Astrophysicists conducted a simulation study in order to have a better understanding of the formation of the oldest-known star in the galaxy.
Research led by Dr. Stefano Bovino at the Institute for Astrophysics Gottingen (IAG), investigated SMSS J031300.36-670839.3, on a supercomputer of the North-German Supercomputing Alliance and by using the star's abundance patterns, the scientists have performed cosmological simulations which included the dynamics of gas and dark matter as well as the chemical evolution.
From this simulation, the scientists expected to obtain an improved understanding of the transition from the first to the second generation of stars in the universe. The stars of the first generation have formed out of a primordial gas consisting only of hydrogen and helium. Their mass was ranging from ten to five hundred times the mass of the Sun.
Nuclear processes in the interior of these stars have created heavy elements like iron, silicon, carbon and oxygen. When these stars died during the first supernova explosions, the heavy elements have been ejected, and stars of the second generation could form.

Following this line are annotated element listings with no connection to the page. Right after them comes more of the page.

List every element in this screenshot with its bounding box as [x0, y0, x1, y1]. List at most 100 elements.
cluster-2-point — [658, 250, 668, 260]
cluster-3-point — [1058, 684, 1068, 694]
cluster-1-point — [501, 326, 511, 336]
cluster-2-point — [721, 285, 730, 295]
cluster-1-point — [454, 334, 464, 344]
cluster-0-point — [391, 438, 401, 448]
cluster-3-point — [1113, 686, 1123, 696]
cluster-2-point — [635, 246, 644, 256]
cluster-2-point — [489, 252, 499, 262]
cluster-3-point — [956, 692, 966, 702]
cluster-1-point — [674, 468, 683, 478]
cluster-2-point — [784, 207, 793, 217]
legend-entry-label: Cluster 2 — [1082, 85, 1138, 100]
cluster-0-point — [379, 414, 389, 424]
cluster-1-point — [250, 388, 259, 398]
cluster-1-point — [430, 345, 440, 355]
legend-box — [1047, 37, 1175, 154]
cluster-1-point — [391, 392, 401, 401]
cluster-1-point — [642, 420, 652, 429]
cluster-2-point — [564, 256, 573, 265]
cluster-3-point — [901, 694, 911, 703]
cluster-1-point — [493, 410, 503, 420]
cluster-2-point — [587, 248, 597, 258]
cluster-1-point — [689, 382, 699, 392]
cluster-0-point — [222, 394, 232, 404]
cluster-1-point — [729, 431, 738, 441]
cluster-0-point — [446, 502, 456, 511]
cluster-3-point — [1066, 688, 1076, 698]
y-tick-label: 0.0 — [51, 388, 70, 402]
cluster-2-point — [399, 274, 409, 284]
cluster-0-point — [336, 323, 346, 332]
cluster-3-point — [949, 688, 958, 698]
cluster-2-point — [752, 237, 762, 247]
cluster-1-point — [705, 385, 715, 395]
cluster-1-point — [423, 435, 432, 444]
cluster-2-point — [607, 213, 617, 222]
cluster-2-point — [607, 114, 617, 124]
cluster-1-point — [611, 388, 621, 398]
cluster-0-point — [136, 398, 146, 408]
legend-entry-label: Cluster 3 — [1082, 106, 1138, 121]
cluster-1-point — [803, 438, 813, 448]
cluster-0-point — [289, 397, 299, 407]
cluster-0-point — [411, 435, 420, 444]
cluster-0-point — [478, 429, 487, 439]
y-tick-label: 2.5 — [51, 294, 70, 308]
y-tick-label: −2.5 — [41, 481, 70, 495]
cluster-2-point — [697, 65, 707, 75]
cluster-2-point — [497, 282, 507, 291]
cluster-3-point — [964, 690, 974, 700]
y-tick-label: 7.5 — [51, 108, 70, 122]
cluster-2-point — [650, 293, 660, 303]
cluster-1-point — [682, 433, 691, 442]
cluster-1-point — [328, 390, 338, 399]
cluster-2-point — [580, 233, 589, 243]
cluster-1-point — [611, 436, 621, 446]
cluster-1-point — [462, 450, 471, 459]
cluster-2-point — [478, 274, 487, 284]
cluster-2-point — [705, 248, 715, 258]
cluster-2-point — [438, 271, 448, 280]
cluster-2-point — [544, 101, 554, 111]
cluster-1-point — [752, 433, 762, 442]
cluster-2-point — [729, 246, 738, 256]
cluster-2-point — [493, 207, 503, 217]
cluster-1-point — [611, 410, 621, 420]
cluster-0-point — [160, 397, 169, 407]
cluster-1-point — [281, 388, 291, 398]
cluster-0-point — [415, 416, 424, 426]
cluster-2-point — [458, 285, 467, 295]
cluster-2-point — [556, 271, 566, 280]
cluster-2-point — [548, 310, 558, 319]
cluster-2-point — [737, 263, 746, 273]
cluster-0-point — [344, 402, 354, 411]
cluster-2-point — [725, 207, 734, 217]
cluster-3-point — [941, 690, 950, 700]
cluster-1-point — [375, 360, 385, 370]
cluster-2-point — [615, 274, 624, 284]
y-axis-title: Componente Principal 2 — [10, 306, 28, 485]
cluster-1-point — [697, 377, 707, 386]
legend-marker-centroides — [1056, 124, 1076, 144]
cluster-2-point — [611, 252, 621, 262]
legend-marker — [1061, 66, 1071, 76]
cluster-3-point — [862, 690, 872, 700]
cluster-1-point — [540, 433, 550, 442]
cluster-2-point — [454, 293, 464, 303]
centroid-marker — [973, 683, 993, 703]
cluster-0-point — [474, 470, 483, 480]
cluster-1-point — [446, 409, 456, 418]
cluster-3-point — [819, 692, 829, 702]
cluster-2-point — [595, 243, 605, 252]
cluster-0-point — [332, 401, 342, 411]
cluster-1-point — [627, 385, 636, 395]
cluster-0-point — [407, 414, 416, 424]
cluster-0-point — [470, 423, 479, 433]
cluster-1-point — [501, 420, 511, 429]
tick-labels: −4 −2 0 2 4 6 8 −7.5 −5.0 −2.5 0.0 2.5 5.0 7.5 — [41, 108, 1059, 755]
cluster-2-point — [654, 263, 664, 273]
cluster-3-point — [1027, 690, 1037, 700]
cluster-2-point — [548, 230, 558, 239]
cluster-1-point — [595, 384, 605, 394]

Dr. Bovino said that even for the oldest-known star in the Milky Way galaxy, their simulations indicated that the gas efficiently cools due to the presence of heavy elements and such conditions favor the formation of low-mass stars.
Prof. Dominik Schleicher at the IAG, said that it seems very likely that this star was indeed one of the very first stars forming out of the metal-enriched gas, providing the chemical conditions right after the first supernova explosion.
The study is published in the Astrophysical Journal Letters.